An keinem anderen Abend im Jahr haben Journalisten die Möglichkeit, der Politik so deutlich zu sagen, was sie von der Regierungsarbeit halten.

Hamburg. Jahresempfang der Landespressekonferenz (LPK) im Hotel Grand Elysée. Der LPK-Vorsitzende Jürgen Heuer (NDR "Hamburg Journal") nutzte gestern Abend die Gelegenheit und ließ vor den rund 400 Gästen aus Politik, Medien und Gesellschaft kein Problemfeld der schwarz-grünen Koalition aus.

Ob Elbphilharmonie, Schulreform, Finanzkrise, Schlaglöcher, die Frage nach dem Kronprinzen - dem potenziellen Nachfolger von Bürgermeister Ole von Beust (CDU): Heuer fand eine humoristische, zum Teil bissige Art, die Dinge auf den Punkt zu bringen. So rief er Kultursenatorin Karin von Welck (parteilos) wegen der immer weiter steigenden Kosten der Elbphilharmonie zu: "Wir werden weiter mitzählen, wie teuer es noch wird, und trotzdem werden wir die ersten Konzerte genießen - vielleicht ja sogar noch in diesem Jahrzehnt, Frau Senatorin."

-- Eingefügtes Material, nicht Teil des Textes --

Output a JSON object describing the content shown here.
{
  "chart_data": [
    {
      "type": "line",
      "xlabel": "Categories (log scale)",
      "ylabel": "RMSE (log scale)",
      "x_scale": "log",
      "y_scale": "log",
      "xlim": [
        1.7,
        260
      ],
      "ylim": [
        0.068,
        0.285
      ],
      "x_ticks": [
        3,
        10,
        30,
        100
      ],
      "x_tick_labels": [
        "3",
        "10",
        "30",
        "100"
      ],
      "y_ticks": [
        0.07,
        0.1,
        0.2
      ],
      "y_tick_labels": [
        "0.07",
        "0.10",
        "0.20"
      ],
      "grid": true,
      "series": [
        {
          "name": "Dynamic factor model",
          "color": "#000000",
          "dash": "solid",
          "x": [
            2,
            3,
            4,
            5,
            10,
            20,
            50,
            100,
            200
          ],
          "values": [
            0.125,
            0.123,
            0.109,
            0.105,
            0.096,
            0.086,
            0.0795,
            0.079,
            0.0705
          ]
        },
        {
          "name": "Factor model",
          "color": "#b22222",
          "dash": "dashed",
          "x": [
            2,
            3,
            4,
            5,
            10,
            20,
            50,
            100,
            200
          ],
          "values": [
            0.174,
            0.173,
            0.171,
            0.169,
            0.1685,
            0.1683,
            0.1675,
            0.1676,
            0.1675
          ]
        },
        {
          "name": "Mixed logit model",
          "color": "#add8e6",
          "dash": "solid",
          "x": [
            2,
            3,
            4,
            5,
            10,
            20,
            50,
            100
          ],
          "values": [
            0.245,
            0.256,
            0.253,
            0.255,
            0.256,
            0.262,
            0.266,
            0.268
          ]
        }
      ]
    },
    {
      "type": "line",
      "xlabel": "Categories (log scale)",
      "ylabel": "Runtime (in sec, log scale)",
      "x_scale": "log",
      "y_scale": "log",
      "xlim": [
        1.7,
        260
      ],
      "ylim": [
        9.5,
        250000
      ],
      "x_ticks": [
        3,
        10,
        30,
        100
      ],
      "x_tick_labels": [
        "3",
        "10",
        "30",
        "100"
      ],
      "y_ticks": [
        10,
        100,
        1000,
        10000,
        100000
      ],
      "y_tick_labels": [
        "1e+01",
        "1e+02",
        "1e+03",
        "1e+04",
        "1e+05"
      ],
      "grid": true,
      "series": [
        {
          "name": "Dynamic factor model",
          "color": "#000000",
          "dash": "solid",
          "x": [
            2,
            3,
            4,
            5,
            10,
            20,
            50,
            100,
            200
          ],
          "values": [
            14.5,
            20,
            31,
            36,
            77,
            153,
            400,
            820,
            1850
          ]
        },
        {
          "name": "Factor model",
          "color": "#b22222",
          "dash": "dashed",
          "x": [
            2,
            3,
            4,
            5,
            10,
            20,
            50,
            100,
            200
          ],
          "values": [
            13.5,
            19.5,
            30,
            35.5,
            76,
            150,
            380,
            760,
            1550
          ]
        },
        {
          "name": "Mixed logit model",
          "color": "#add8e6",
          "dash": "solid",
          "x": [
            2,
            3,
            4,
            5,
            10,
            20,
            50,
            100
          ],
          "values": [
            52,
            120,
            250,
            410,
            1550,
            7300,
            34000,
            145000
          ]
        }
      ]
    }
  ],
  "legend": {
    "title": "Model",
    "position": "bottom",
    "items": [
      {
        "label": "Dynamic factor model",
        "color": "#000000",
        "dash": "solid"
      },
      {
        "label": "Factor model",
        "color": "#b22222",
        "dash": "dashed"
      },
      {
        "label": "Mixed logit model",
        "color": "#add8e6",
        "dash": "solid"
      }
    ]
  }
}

Aber es gab auch Dank für die Politik: So habe die Diskussion zur Schulreform den Journalisten eine "neue Seite" der Politik gezeigt. "Wie oft beklagen wir Journalisten uns, dass die Politik nicht mutig genug ist." Nicht so bei der Schulreform: "Da riskiert die CDU sogar, die eigenen Anhänger zu vergraulen."

Aber nicht nur der Senat bekam sein Fett weg. Olaf Scholz, alter und neuer Parteichef der Hamburger SPD, durfte sich mit seinem Satz: "Wer Führung bestellt, bekommt sie auch" zitieren lassen. Heuer: "Woanders wäre das eine Drohung, in der SPD gilt das als Zeichen herzlicher Zuneigung."

Bürgermeister Ole von Beust nahm das Rede-Duell wie immer gekonnt auf: "Bei der Frage nach dem Kronprinzen habe ich mich gefragt, welche Rolle ich im englischen Königshaus am liebsten übernommen hätte. Es wäre Queen Mom", so von Beust. "Fast unsterblich über allem erhaben, und keiner hat sich getraut, einen Gedanken daran zu verschwenden, was ist, wenn sie nicht mehr da ist."

Auch ernste Worte fand der Regierungschef. Mit Blick auf das abgesagte Alstereisvergnügen sagte er: "Politik muss neben dem Happening ruhig und gelassen auch unpopuläre Entscheidungen treffen. Das ist keine Frage von Mut, sondern von Verantwortung." Eine Verantwortung, die er sich auch im Verhältnis von Politik und Journalisten wünsche.